The approach our system takes is most closely related to work on purpose-based access control in database systems ([3], [4]). A purpose can be labeled with a relation, attribute, sets of attributes or tuples to define when the data object should be revealed. In these systems, a service provider that has been certified by a trusted third party to fulfill a particular purpose may retrieve data objects that have been labeled for that purpose. This method has the advantages that policy specification is very natural and access enforcement is lightweight. Hence, it is attractive for our mobile service environment. However, current systems provide a binary decision on the access of a data object. That is, either the access is allowed and data is revealed in its original form or access is denied. Often, a user may be willing to reveal some related information or fuzzified form of the data object. For example, as mentioned earlier, Alice the shopper may be willing to reveal her age group (that is, +/- 5 years of her age) but not her exact age. This information is still valuable to a service provider that attempts to retrieve advertisements aimed at different groups. MUPPET introduces Operation-focused Access Control (OAC) to allow typed data objects that can be subject to different operations such as transformations and perturbations before disclosure.

The OAC checker is conservative in enforcing policies. Users are likely to be, and are encouraged to be, more stringent on the policy specification initially when little is known about the service provider and its environment. When a query is denied, MUPPET provides an alternative protocol to allow the service provider to justify its reason for the data collection and to entice the user with rewards. MUPPET presents the user with the reason and reward to be supplied by the service provider along with an analysis of the privacy concerns on the requested query. The user can examine all the evidence to make an informed decision as to whether to grant temporary access. MUPPET logs the decision and allows the user to evaluate the level of satisfaction from the usefulness of the information exchange and the promised reward.

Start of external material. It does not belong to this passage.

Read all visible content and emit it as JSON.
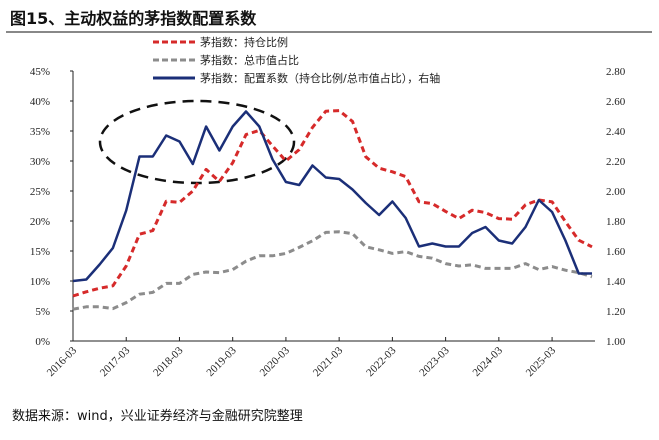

The Purpose Detection engine should determine the set of active purposes that match closely with the user's intent. A reliable mechanism to specify this intent is to ask the user to communicate with MUPPET explicitly via a graphical user interface. MUPPET also provides various implicit mechanisms. Context-aware rules can be defined to activate purposes depending on location, time and other sensor inputs. Authorization-based techniques allow purpose to be granted like a capability to a service provider.

Progress

We have implemented a version of MUPPET targeted for Pocket PCs. We have tested it on various versions of HP iPAQs including the HW6515A model running Microsoft Windows Mobile 2003. The prototype uses the embedded database SQL Server CE to store user data as well as the policies and metadata used in MUPPET. To validate our design, the MUPPET prototype has been integrated with a coupon personalization application for two different service providers in an experimental retail kiosk setting.

Research Funding

This work is funded by Hewlett-Packard Laboratories.

References:

[1] M. Langheinrich. A privacy awareness system for ubiquitous computing environments. In Proceedings of the 4th international conference on Ubiquitous Computing, pp. 237--245, London, UK, 2002.

[2]J. I.-A. Hong. An architecture for privacy-sensitive ubiquitous computing. PhD Thesis, University of California at Berkeley, Computer Science Division, 2005.

[3] R. Agrawal, J. Kiernan, R. Srikant, and Y. Xu. Hippocratic databases. In Proceedings of the 28th International Conference on Very Large Databases, Hong Kong, China, August 2002.

[4] J.-W. Byun, E. Bertino, and N. Li. Purpose based access control of complex data for privacy protection. In SACMAT, 2005, pp. 102–110.